O Cristianismo pregava igualdade e liberdade, o que atraiu o interesse e a atenção dos escravos e dos soldados do Império Romano. Sabe-se que cerca de 3/4 da população do império era escrava. O Reino de Deus parecia oferecer ao povo status, prestígio, condição social muito atraente. Então, muitas pessoas começaram a freqüentar a igreja. Na carta a Filemom, Paulo escreve para que seu escravo seja recebido como irmão, e não como servo. Assim, as comunidades cristãs aboliram as diferenças sociais. Para Roma isto era uma afronta. E Roma começa a pensar que se todos seguissem a igreja em breve ocorreria uma grande revolução. Certamente seria uma revolução não armada, porque os cristãos não pegavam em armas.

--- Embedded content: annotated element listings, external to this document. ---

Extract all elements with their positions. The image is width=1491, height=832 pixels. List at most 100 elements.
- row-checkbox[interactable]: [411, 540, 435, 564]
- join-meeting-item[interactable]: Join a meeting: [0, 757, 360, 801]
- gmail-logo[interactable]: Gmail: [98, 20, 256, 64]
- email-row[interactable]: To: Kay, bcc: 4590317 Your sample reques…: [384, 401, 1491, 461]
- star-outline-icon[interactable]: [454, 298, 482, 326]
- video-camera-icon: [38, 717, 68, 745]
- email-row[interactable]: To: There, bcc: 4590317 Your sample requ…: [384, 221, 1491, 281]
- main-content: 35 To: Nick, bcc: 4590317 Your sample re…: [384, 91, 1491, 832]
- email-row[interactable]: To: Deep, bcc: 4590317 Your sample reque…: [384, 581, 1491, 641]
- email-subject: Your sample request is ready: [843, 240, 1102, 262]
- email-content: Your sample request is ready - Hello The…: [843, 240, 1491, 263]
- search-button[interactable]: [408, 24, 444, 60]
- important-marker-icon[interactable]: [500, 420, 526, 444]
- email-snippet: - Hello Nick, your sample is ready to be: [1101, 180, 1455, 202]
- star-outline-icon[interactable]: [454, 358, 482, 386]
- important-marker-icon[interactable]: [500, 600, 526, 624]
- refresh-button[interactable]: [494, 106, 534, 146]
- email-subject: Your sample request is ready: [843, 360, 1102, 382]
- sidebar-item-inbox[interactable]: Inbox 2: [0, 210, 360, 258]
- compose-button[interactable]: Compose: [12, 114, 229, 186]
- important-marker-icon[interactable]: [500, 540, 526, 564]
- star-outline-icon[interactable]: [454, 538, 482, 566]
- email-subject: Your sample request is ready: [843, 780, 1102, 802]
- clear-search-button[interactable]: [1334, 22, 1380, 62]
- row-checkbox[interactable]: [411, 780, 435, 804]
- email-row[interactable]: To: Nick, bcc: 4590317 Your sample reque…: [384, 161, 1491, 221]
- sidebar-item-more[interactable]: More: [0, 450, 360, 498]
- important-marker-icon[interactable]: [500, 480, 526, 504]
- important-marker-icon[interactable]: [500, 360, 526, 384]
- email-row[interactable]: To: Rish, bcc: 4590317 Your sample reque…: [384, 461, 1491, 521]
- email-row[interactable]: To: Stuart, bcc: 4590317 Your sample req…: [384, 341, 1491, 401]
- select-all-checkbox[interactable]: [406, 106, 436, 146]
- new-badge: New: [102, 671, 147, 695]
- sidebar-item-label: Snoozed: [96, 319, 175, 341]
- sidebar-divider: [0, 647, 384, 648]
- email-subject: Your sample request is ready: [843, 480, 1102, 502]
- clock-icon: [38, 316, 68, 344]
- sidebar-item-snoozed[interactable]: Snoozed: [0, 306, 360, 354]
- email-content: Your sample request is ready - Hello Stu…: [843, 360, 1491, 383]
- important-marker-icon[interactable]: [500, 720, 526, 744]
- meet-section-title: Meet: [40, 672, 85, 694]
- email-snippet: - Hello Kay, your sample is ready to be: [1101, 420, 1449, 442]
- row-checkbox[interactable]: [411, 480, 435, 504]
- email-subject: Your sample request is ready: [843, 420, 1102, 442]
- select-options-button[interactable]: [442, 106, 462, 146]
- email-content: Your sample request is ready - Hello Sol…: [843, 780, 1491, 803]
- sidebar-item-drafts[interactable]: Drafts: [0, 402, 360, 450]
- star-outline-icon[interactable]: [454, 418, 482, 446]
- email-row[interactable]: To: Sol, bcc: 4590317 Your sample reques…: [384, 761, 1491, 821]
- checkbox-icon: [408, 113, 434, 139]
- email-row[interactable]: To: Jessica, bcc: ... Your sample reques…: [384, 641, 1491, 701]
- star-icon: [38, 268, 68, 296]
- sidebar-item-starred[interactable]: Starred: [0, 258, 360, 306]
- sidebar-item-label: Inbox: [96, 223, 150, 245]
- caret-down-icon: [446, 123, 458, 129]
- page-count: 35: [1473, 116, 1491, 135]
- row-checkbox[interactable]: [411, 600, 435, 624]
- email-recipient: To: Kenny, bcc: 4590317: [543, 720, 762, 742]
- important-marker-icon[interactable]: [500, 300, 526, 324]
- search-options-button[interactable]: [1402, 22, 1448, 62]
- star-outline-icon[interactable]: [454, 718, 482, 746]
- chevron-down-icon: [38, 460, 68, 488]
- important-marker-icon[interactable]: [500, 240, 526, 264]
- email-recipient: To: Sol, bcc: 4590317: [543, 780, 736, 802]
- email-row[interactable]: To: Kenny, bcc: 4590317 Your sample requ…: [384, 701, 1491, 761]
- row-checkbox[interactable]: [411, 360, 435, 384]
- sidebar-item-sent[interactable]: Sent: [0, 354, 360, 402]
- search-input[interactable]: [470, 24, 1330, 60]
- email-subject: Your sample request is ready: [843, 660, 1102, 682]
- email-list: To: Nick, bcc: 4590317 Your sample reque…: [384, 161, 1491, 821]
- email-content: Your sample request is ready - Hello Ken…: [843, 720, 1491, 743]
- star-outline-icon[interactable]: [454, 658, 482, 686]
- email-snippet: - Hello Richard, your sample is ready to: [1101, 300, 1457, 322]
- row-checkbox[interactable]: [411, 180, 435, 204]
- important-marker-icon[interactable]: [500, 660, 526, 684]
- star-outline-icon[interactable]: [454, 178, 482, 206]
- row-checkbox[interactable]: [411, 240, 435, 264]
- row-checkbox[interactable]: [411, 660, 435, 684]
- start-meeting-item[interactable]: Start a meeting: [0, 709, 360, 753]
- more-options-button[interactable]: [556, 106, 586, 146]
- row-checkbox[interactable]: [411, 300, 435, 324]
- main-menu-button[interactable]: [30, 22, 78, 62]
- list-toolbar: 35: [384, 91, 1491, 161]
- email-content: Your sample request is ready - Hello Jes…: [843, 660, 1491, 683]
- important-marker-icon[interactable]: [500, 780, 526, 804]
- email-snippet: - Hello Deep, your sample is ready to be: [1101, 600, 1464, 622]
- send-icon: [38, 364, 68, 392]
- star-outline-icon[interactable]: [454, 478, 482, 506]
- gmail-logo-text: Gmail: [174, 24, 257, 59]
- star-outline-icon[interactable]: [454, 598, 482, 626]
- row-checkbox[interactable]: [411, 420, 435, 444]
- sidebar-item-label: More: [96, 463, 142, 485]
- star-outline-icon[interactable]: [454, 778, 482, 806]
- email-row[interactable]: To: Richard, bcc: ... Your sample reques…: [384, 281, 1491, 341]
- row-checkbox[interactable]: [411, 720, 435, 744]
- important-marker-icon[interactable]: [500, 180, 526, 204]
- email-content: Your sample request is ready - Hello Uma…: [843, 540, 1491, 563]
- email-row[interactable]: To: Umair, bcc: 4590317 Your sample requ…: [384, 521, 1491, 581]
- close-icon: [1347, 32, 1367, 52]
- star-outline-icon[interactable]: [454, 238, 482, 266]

1.2. INTERFERÊNCIAS SOCIAIS E CULTURAIS

A igreja chegava às cidades, começava a crescer, e gerava alguns problemas culturais e sociais. Por exemplo, os cristãos se negavam a comprar as carnes de sacrifícios. Em algumas cidades de peregrinos, como Jerusalém, os cristãos se recusam a participar de festas romanas. Então, as cidades começaram a reclamar das interferências dos cristãos. Os comerciantes já não vendiam tanto. Houve reclamações e manifestações, e os romanos passaram a temer interferências na paz que reinava no império. Em termos sociais, outro fato foi causa da perseguição dos cristãos, segundo Nichols (op. cit., p. 31): a realização de suas principais reuniões a portas fechadas, como a Ceia do Senhor. Aos olhos do governo, a igreja parecia uma sociedade secreta que crescia de forma assustadora.
Pardo (op. cit., p. 104) leciona que os cristãos afastaram-se dos templos dos deuses greco-romanos, do circo (um centro de grande imoralidade), dos teatros e dos demais espetáculos, isolando-se da sociedade pagã corrompida. Os cristãos eram chamados a ter uma vida limpa e exemplar, que era incompatível com a idolatria e com diversos costumes pagãos. A atitude cristã representava um verdadeiro ataque ao Império Romano. Nichols (op. cit., p. 31) refere que até o século III também havia uma hostilidade popular em relação aos cristãos, posto que não cultuavam o Estado, atitude que representava um símbolo de patriotismo, e se consideravam um povo à parte, escolhido por Deus. Sobre a hostilidade popular, Pierrard (1982, p. 28) escreve que:

“É inegável que a cólera do populacho, alimentada por maledicências, inveja, desgosto ou patriotismo exagerado, levou mais de um cristão aos tribunais e ao suplício: a multidão sempre foi covarde em relação às minorias e às pessoas vigiadas pela polícia.”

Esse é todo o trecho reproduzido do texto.